Amélie Laurence Fortin: musique cosmique de l'Arctique

Il y un lien entre l’Arctique et le cosmos. La «terre des ours» et la Grande Ourse entretiennent un dialogue fait de craquements, de cris, de murmures, d’ondes. Les deux suscitent chez l’homme un vertige particulier, nourri par l’immensité.

L’artiste lévisienne Amélie Laurence Fortin est allée y traquer les sons, le temps de 20 jours dans le cercle polaire arctique, à l’occasion d’une résidence organisée par l’organisme à but non lucratif new-yorkais The Farm Foundation for Art and Science. Elle est partie de Svalbard, un archipel de Norvège à l’est du Groenland, sur une goélette transportant une trentaine d’artistes et de scientifiques venus d’un peu partout à travers le monde. Ils font pleinement partie de l’équipage, naviguent, hissent les voiles, mettent la main à la pâte. Le soir venu, ils discutent, dessinent, mettent leurs connaissances en commun. Sans réseau Internet, on réapprend à discuter de vive voix. 

«Le travail scientifique, je le trouve fabuleux, parce qu’il est rempli de sensations et de subjectivité, pas seulement de faits. Ça part de la perception des phénomènes qui nous entourent, comme l’art, et ça décortique ensuite leur magie en données rationnelles», souligne Amélie Laurence Fortin, encore électrisée par son expérience — humaine et artistique — en Arctique. 

«On est toujours en déplacement, donc tout ce qu’on voit, il faut le prendre tout de suite, parce qu’on n’aura pas de deuxième chance, raconte-t-elle. Ça crée une sorte de fragilité par rapport au territoire. On vivait tous des tensions, ces moments où tu manques de batterie, et ces moments fabuleux où tout concorde par un hasard incroyable.»

Amélie-Laurence Fortin, au moment où elle a entendu son bruit préféré de toute la ésidence en Arctique, un son cosmique sous la glace.
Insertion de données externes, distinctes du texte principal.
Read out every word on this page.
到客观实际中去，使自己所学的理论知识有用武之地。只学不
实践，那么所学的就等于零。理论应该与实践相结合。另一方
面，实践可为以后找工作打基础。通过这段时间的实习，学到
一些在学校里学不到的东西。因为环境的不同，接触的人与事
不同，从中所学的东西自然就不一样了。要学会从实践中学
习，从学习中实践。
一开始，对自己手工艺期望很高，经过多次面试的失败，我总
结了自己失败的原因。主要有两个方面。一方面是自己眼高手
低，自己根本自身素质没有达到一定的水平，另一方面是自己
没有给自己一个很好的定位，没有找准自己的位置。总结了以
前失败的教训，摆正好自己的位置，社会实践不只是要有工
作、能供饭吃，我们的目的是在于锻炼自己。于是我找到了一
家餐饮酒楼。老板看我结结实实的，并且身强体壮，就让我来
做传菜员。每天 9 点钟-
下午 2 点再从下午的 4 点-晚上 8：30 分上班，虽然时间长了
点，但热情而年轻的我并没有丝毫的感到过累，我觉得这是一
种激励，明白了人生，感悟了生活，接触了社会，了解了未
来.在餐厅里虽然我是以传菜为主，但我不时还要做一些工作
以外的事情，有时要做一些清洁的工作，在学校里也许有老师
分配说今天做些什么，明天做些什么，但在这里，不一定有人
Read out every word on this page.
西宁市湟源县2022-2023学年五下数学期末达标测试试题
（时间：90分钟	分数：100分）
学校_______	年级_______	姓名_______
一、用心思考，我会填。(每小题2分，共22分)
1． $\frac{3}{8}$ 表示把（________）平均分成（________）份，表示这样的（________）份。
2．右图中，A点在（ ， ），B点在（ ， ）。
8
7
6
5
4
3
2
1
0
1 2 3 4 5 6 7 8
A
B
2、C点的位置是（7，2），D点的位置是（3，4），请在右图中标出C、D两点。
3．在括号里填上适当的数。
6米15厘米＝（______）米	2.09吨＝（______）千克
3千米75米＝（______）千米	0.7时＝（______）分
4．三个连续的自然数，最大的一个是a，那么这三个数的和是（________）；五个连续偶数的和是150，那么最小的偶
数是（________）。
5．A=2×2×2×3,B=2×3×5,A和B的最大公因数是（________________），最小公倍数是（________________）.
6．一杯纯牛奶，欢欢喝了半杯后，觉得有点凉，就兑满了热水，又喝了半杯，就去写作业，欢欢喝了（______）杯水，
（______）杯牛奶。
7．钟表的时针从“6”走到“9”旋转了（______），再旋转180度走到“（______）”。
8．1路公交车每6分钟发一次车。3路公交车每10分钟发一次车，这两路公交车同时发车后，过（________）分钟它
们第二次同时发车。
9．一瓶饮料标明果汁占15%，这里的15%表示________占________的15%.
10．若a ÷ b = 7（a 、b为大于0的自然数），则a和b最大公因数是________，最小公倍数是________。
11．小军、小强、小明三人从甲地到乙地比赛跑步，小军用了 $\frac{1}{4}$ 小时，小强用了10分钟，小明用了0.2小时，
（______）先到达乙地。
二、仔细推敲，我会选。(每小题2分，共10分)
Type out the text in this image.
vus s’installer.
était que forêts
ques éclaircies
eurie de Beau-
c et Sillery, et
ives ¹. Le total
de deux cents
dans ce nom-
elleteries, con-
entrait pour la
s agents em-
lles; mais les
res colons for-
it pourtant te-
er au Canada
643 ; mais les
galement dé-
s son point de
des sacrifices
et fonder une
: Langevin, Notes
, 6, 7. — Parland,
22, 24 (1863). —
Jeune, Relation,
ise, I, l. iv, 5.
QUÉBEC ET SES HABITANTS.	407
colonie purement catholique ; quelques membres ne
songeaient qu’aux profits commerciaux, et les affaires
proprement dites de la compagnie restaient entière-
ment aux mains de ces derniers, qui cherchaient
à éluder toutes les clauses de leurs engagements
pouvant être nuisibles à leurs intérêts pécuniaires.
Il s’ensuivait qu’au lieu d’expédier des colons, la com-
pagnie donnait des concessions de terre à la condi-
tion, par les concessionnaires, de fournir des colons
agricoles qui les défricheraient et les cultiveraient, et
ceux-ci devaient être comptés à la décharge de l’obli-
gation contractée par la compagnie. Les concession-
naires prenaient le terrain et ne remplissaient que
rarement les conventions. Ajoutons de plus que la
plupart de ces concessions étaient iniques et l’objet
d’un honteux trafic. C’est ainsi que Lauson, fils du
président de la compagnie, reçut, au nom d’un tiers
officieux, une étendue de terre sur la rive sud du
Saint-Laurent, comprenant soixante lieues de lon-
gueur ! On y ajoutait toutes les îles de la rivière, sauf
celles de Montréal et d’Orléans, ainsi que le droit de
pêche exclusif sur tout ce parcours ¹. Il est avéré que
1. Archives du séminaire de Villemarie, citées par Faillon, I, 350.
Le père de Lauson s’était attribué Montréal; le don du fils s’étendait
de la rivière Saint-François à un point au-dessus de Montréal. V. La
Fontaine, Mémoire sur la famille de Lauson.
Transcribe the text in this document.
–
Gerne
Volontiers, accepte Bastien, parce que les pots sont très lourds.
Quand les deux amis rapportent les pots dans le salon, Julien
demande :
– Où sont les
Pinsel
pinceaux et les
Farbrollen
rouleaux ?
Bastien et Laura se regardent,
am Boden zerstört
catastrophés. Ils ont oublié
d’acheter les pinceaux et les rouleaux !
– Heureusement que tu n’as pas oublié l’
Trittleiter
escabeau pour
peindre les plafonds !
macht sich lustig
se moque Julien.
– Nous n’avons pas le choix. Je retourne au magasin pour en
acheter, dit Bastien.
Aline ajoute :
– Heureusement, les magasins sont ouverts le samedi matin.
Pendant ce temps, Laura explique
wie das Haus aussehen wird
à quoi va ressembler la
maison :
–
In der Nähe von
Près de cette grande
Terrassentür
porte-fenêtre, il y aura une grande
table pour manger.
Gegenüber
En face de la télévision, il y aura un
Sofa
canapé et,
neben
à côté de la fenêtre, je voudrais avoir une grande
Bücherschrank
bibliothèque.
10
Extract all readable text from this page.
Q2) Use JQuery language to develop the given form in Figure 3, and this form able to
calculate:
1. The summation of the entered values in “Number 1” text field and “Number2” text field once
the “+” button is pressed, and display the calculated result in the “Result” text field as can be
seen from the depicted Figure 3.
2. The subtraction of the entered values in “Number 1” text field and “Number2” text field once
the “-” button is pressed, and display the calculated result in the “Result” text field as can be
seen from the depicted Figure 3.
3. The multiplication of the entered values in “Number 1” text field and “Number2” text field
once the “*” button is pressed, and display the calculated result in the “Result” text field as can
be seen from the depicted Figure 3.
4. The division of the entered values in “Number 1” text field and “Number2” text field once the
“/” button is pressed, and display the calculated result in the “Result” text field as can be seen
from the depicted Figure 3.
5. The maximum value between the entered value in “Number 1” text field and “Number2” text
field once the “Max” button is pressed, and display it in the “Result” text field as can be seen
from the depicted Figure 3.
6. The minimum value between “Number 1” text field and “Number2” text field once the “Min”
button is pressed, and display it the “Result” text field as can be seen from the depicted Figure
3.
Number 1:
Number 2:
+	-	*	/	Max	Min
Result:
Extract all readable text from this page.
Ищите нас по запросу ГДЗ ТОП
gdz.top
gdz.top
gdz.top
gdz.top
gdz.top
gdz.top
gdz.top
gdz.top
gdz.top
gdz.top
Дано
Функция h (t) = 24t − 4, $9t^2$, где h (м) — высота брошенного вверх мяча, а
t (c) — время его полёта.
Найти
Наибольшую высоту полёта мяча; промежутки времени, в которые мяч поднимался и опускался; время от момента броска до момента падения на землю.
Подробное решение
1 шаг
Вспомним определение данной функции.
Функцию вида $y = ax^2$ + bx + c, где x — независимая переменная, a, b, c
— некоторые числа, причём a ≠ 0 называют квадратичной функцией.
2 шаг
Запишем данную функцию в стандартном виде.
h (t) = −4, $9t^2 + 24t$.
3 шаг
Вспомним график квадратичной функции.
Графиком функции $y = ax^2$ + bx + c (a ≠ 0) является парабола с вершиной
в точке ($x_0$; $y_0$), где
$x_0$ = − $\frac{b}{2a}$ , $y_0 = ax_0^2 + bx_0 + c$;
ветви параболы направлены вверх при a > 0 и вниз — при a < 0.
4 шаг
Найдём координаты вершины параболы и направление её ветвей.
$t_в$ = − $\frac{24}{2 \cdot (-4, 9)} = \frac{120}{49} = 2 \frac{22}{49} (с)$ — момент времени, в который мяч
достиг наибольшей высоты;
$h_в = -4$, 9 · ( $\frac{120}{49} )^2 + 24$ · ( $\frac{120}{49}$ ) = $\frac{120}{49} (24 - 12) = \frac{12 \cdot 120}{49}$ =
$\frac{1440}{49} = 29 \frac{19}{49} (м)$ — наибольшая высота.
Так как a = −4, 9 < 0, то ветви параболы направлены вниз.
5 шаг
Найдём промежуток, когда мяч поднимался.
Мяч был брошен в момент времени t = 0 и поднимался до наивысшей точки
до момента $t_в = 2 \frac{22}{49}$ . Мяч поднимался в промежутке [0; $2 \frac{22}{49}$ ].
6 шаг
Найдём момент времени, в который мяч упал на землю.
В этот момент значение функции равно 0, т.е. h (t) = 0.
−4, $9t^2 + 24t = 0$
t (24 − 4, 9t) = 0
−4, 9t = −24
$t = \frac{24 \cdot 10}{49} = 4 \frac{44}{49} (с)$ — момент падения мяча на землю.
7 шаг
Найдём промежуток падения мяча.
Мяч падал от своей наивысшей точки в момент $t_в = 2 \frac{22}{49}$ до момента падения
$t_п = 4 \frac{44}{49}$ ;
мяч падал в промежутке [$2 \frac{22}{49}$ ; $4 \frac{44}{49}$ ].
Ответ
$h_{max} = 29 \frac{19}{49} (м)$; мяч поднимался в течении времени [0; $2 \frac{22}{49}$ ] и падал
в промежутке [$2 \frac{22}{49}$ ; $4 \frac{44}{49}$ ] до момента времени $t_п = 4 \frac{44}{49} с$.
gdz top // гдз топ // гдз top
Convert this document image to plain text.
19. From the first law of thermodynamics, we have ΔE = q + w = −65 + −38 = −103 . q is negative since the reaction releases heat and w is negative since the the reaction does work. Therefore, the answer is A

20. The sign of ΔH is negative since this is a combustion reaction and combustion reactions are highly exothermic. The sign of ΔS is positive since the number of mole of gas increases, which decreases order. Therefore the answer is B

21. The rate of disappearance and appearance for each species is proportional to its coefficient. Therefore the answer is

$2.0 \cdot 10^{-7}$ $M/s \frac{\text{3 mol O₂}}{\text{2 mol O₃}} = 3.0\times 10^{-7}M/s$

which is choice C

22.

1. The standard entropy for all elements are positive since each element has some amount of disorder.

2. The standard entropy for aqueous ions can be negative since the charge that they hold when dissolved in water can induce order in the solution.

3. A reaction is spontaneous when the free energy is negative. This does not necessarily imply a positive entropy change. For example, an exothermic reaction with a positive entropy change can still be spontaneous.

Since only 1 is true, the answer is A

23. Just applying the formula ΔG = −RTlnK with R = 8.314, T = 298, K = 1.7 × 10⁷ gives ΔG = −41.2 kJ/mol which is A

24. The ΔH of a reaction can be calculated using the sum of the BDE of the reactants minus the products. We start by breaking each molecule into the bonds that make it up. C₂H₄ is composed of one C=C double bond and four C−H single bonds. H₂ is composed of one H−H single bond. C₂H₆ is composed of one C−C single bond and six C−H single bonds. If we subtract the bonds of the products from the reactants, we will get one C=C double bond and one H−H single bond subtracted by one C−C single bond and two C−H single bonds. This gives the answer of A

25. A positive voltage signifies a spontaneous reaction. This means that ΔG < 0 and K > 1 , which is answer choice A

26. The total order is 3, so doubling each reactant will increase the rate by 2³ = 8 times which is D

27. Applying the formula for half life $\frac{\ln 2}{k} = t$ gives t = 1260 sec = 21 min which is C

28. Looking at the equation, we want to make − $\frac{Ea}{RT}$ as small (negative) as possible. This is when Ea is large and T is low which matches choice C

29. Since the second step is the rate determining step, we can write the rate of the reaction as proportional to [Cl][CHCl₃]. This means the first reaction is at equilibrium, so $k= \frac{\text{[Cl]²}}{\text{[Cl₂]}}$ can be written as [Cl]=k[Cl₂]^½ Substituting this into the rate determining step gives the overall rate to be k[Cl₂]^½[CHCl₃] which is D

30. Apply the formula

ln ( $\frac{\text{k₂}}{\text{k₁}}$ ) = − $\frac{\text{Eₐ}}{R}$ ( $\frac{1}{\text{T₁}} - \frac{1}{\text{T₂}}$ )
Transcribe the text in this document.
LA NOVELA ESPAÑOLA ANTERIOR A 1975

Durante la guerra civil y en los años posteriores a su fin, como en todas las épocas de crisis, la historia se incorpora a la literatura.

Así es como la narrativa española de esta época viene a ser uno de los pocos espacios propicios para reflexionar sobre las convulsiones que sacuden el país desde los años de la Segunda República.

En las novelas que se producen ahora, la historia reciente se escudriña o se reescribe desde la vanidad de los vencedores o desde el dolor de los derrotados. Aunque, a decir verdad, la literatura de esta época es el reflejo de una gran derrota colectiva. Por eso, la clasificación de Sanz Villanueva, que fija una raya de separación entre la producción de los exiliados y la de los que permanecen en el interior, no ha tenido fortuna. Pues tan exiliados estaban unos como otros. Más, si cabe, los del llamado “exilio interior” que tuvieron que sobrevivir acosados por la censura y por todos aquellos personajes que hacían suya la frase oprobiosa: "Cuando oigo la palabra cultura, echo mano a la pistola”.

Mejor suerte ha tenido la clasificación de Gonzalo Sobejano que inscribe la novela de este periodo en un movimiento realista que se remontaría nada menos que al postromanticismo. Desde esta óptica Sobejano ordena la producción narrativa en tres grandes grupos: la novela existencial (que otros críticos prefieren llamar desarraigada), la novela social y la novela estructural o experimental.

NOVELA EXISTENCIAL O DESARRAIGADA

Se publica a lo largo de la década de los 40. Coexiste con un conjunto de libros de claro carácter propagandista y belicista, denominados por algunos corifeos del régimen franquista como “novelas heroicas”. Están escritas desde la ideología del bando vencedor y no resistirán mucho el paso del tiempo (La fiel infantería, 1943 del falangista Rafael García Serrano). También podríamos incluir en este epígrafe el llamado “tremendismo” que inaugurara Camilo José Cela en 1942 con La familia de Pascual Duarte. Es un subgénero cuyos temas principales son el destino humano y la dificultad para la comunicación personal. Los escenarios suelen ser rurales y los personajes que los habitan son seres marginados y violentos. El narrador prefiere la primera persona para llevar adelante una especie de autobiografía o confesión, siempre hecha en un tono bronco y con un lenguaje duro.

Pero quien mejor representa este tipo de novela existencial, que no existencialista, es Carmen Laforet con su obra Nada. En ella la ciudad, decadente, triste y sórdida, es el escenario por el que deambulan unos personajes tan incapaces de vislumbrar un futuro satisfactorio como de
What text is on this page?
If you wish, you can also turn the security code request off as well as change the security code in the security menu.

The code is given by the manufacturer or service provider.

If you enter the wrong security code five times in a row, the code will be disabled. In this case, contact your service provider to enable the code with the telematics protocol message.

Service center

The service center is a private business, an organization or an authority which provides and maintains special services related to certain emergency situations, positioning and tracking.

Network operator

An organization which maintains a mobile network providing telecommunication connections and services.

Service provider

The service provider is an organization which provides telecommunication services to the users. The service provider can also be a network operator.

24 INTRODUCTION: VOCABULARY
Elle partait à l’aventure pour commencer un nouveau cycle de création après plusieurs années à travailler sur la montagne, en sculpture, en dessin et en photographie. Amorcer un travail sonore lui semblait être la seule manière de construire de nouvelles formes dans sa tête.

«Il y avait la montagne, la mer, la glace, l’aventure, tous les éléments avec lesquels je travaille depuis le début, mais j’ai décidé d’entrer autrement dans le paysage, de l’écouter», indique-t-elle. Elle part à la chasse aux sons sous-marins et aux sons du cosmos. «Pour le cosmos, je n’y suis pas arrivée, chaque fois qu’il y avait une aurore boréale, j’avais un problème avec mon appareil, ou je captais l’électromagnétique du bateau.» Elle doit se faire une raison, transforme l’échec en jeu, en performance. 

Arrivés au 80e parallèle, la terre était gelée, la glace était trop épaisse pour y glisser un micro, elle se juche sur un tronc d’arbre, enfile une couverture métallisée en guise de cape et lance son micro vers le ciel comme un superhéros cosmique. «C’était la figure de la recherche sonore utopique.»

Amélie Laurence Fortin à la recherche de l’utopie sonore, dans un lieu sans son au 80e parallèle.

Le bruit des glaciers

Heureusement, avant cela, elle a trouvé sous l’eau des sons euphorisants. «Les glaciers sont pleins de bulles compressées d’oxygène. Quand ils fondent, les bulles sortent et explosent en émettant des bruits cristallins, répétés, comme de petites mitrailleuses. À la surface, tout est calme, mais sous l’eau, ça explose, c’est tonitruant», décrit l’artiste. 

L’impact des roches lancées par ses compagnons de voyage sur un lac gelé lui procure une autre occasion d’émerveillement. Le son qui résonne et se réverbère semble sortir tout droit d’un film de science-fiction. «En entendant ce son-là, ça me ramenait dans le cosmos», constate-t-elle. Le jeu de l’humain dans le paysage venait de produire une nouvelle matière première.

En janvier, l’artiste ira explorer les possibilités sonores de ses enregistrements en résidence chez Avatar et exposera à Axénéo 7, à Gatineau, mais elle ne se contentera pas de créer une installation sonore. «Je voudrais que les visiteurs produisent le son, en agissant dans l’espace. Je veux comprendre la physique de ce son-là.» La science reviendra à la rescousse. Prochaine cible : le son des trous noirs.